On June 25, 2026, Chinese outlet 36Kr published an in-depth report on the emerging supply chain for embodied AI data collection in China, profiling workers who wear sensor gear or teleoperate robots to generate motion and interaction data. Executives estimate that achieving GPT‑3.5‑level embodied capabilities could require on the order of 100 million hours of such data, far above today’s available datasets.

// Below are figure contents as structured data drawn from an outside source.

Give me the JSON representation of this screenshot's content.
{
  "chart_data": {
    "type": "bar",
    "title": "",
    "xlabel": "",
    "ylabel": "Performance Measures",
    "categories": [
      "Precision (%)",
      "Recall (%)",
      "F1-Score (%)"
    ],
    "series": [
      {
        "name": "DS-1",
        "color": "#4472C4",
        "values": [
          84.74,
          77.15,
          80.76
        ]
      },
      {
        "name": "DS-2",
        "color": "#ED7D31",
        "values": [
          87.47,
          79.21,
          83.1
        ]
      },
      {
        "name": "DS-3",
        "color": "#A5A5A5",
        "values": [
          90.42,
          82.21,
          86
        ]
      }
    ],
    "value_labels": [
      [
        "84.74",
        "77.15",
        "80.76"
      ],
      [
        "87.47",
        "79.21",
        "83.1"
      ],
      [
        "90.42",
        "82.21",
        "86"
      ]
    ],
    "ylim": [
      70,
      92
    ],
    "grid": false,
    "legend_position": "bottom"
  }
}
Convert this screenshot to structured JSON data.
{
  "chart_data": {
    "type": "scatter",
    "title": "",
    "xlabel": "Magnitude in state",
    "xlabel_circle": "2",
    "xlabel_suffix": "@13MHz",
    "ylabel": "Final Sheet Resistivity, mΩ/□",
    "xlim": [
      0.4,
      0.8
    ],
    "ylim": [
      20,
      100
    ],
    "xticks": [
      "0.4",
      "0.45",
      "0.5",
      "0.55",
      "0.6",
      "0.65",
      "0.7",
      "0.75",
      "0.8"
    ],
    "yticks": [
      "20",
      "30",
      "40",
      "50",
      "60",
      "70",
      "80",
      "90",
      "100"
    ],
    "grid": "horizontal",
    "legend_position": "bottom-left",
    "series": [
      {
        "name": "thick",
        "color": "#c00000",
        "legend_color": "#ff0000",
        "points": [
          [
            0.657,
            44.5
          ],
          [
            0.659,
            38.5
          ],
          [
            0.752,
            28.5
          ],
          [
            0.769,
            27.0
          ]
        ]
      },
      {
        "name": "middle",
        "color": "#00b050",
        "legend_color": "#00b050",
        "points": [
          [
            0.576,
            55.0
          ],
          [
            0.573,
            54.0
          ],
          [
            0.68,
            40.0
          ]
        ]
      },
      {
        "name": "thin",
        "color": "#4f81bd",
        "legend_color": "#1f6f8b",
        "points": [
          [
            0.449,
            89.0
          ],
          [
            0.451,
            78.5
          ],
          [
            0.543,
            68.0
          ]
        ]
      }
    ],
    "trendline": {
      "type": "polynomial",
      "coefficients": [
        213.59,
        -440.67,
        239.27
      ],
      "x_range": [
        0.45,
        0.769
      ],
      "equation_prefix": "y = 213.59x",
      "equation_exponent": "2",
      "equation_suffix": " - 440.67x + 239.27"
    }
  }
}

This article aggregates reporting from 1 news source. The TL;DR is AI-generated from original reporting. Race to AGI's analysis provides editorial context on implications for AGI development.
Embodied AI has a data problem: robots don’t yet have the equivalent of the trillion-token internet scrape that fed LLMs. This 36Kr investigation makes that challenge visceral by focusing on the new class of ‘data workers’ who wear sensor suits or teleoperate robots so labs can record motion trajectories, object interactions, and first‑person video. The scale estimates—on the order of 100 million hours to reach GPT‑3.5‑like embodied competence—imply years of sustained data-labor if current methods continue.
Strategically, this suggests that whoever controls large, proprietary embodied datasets will enjoy a moat similar to today’s frontier LLM labs, but for physical intelligence. It also raises uncomfortable questions about labor conditions, compensation, and safety for the workers whose bodies and time become raw material for training robots. The analogy to crowdworkers labeling text and images is clear; the stakes may be higher when physical risk and repetitive motion are involved.
For the AGI race, the article is a reminder that “general intelligence” in the real world is not just a matter of stacking more GPUs; it’s constrained by how fast we can collect rich, diverse interaction data. If that process is slow, dangerous, or socially contested, it could become a bottleneck and a flashpoint in AI politics, especially in countries where robotics is a national priority.